Je fus retenu sur la terrasse par un attroupement qui s’était formé autour de deux bateleurs. Ces deux artistes en plein vent s’étaient pris de querelle avec des militaires. Le public s’était partagé en deux camps : on se battait, on criait ; la garde arriva. En vrai badaud j’attendais le dénoûment, pourtant facile à prévoir, de cette bagarre, quand un cri, un cri terrible, un cri qui ne pouvait être qu’un cri de désespoir ou d’agonie, un de ces cris lamentables qui glacent le sang dans les veines de quiconque les entend, vint jusqu’à moi.

La concierge me regarda tout interdite.

« Monsieur a-t-il entendu ? s’écria-t-elle.

— D’où peut venir cet horrible cri ? lui dis-je.

— Il me semble, me répondit-elle en pâlissant, que cela est venu de la chambre à coucher, de celle où a dû passer votre ami, car il n’est plus là.

— René ! m’écriai-je en me précipitant dans l’appartement, René !

— Là, cette porte, me dit la concierge ; entrez le premier, monsieur, je n’oserais pas… »

Quel spectacle ! Je n’oublierai de ma vie cette heure terrible ; mon pauvre, mon cher René était renversé sur un divan, les yeux à demi fermés, le regard atone, la pâleur de la mort sur la figure ; une de ses mains crispées serrait convulsivement la crosse d’un pistolet, son visage était couvert de sang.

Je me jetai à genoux devant lui :

« Qu’as-tu, René ? lui dis-je, parle-moi, réponds-moi ; ce sang… ce pistolet… qu’est-il arrivé ? qu’as-tu fait ? »

Par un effort suprême, le moribond rouvrit un instant les yeux.

« Je me suis tué, dit-il. Léocadie !… Ah !!! »

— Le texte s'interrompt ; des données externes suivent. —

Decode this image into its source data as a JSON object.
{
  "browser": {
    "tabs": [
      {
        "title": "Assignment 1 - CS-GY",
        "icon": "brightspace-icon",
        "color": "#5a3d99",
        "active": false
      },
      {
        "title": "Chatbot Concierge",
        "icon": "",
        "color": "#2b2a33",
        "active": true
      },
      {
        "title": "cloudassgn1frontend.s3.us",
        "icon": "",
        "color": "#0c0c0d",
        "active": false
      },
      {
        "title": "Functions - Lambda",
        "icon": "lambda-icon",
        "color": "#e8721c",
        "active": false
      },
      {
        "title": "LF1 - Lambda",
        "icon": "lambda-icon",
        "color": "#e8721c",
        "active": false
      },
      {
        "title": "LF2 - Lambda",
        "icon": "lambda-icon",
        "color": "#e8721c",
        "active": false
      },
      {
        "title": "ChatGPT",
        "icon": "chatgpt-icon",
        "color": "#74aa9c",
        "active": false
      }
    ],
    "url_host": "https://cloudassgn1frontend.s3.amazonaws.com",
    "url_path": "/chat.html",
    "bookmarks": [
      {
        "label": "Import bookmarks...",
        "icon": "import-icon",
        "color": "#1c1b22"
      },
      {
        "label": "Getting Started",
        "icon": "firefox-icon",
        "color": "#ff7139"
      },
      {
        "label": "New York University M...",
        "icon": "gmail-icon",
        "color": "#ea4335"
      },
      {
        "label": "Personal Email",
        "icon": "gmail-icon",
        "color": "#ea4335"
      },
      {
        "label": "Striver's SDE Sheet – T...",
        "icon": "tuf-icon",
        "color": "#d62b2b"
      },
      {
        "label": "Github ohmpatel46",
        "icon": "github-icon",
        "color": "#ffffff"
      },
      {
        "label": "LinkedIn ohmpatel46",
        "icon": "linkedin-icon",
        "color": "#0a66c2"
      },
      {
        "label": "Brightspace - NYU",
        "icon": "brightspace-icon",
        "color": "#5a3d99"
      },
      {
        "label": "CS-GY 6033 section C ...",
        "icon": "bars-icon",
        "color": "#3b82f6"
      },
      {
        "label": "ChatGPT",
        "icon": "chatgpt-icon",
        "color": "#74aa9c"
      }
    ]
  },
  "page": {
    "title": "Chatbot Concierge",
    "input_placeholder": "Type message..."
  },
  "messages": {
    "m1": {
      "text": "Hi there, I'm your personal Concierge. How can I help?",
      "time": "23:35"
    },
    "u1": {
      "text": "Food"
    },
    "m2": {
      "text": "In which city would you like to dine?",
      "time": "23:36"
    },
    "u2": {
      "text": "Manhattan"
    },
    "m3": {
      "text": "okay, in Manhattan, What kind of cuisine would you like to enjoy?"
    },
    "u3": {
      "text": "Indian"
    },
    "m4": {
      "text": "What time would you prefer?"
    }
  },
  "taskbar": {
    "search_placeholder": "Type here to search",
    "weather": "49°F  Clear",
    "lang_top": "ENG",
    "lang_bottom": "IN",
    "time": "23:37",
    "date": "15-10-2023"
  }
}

Il perdit connaissance et tomba comme une masse inerte dans mes bras. Je le portai sur le lit et j’essayai d’étancher le sang qui coulait d’une blessure qu’il avait à la tempe droite. La concierge avait couru chercher un chirurgien. Grâce au ciel, il y en avait un qui demeurait dans la maison.

Quand l’homme de l’art arriva, il y eut dix minutes d’une attente qui me parut un siècle. Il voyait bien par où était entrée la balle, mais il ne se rendait pas compte de la route qu’elle avait pu prendre. Il envoya chercher sa trousse. Lorsqu’il eut sondé la plaie :

« Quel cas étrange ! dit-il à son aide qui venait d’entrer ; la balle ne paraît pas avoir pénétré dans le cerveau. Les parois osseuses ne sont point défoncées, voilà le trou qu’elle a fait cependant, où peut-elle être ?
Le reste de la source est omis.